Description of problem: pciAddress of SR-IOV NICs defined in the VM is not respected, in the generated libvirt XML and therefore inside the Guest the NIC properties are randomly mixed. For example, see these 4 SR-IOV NICs defined: - macAddress: 02:9f:a6:00:01:40 model: virtio name: nic-1 pciAddress: "0000:20:00.0" sriov: {} - macAddress: 02:9f:a6:00:01:41 model: virtio name: nic-2 pciAddress: "0000:21:00.0" sriov: {} - macAddress: 02:9f:a6:00:01:42 model: virtio name: nic-3 pciAddress: "0000:22:00.0" sriov: {} - macAddress: 02:9f:a6:00:01:43 model: virtio name: nic-4 pciAddress: "0000:23:00.0" sriov: {} But inside the Guest 20:00.0 and 22:00.0 are swapped: bus info: pci@0000:20:00.0 serial: 02:9f:a6:00:01:42 bus info: pci@0000:21:00.0 serial: 02:9f:a6:00:01:41 bus info: pci@0000:22:00.0 serial: 02:9f:a6:00:01:40 bus info: pci@0000:23:00.0 serial: 02:9f:a6:00:01:43 Version-Release number of selected component (if applicable): 4.8.4 How reproducible: 100% Steps to Reproduce: 1. Create VM with many SR-IOV NIC with pciAddress and macAddress defined 2. Look inside the Guest, they are often mixed up.

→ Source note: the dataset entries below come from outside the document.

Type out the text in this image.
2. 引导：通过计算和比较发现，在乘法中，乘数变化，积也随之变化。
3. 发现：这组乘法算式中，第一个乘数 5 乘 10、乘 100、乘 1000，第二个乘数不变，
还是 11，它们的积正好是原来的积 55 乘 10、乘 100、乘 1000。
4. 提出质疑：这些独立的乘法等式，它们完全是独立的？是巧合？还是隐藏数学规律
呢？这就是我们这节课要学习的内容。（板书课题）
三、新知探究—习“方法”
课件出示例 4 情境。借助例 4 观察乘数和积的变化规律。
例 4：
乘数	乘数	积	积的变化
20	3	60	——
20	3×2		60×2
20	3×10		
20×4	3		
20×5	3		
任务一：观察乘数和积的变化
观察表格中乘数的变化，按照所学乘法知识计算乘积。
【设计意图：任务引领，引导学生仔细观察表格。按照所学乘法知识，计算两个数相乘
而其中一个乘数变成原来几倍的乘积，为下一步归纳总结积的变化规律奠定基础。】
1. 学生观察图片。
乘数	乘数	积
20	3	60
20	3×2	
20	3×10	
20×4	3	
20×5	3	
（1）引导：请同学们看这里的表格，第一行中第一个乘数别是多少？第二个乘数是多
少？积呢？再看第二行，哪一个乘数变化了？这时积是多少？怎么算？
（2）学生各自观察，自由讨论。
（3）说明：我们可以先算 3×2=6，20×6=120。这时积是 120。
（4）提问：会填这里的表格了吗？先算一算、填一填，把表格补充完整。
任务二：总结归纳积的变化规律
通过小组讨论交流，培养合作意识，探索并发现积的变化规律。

*** Bug 2061216 has been marked as a duplicate of this bug. ***
This bug is blocked on 4.9 and 4.10 by BZ2070050, which makes the VM fail to start. On 4.8 the VM starts, but the problem in comment #0 occurs.

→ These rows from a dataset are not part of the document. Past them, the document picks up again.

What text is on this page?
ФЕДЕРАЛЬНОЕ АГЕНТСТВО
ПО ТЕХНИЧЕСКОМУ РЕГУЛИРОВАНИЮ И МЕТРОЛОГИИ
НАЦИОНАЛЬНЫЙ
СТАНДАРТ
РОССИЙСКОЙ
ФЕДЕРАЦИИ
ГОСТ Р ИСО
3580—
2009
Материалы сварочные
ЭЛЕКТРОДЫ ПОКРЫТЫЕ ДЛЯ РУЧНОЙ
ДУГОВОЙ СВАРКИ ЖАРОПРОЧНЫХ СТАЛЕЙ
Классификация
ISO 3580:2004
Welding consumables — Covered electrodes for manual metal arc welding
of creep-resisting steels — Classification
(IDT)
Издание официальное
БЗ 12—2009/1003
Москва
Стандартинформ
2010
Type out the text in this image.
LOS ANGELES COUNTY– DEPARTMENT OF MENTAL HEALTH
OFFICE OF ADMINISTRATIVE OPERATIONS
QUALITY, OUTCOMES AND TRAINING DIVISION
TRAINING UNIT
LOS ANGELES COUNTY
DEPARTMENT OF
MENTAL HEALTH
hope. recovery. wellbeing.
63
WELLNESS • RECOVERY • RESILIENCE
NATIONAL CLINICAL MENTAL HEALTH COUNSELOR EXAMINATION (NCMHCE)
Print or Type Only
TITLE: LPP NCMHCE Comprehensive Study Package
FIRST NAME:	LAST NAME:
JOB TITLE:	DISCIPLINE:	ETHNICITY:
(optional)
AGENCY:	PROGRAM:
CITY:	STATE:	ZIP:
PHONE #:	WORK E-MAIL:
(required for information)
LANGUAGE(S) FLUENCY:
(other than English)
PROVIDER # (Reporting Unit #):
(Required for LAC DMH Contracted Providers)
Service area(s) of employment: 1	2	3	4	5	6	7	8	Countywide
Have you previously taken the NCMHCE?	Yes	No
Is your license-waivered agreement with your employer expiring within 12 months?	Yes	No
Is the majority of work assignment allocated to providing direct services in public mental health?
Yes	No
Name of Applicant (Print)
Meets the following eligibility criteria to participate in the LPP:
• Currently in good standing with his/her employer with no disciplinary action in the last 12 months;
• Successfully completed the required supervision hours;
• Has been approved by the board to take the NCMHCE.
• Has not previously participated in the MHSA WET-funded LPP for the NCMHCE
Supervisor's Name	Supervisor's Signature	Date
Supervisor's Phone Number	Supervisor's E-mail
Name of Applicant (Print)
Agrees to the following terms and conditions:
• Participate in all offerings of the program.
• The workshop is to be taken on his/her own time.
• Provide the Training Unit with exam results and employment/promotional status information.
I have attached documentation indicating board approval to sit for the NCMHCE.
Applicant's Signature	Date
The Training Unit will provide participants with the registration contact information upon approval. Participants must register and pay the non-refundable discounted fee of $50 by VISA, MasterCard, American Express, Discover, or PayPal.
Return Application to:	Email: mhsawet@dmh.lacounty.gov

Can the macAddress of the interface inside the Guest be used to correctly identify the matching SR-IOV resource (VF) connected to the specific network, or that is also cannot be trusted and may float around?
(In reply to Germano Veit Michel from comment #3) > Can the macAddress of the interface inside the Guest be used to correctly > identify the matching SR-IOV resource (VF) connected to the specific > network, or that is also cannot be trusted and may float around? Short answer is *yes*, the mac address is the best identifier. The current issue is that we are not able to correctly differentiate between VF/s of the same resource inside the pod (virt-launcher). The MAC address is set before the VF is passed to the pod, in the pod we cannot "see" that mac (the device is bound to the VFIO driver), but once detected in the guest (as a network driver), the mac is revealed and you can trust it. Unless explicitly requested, the MAC address is immutable and no one can change it in the guest. Hope this helps.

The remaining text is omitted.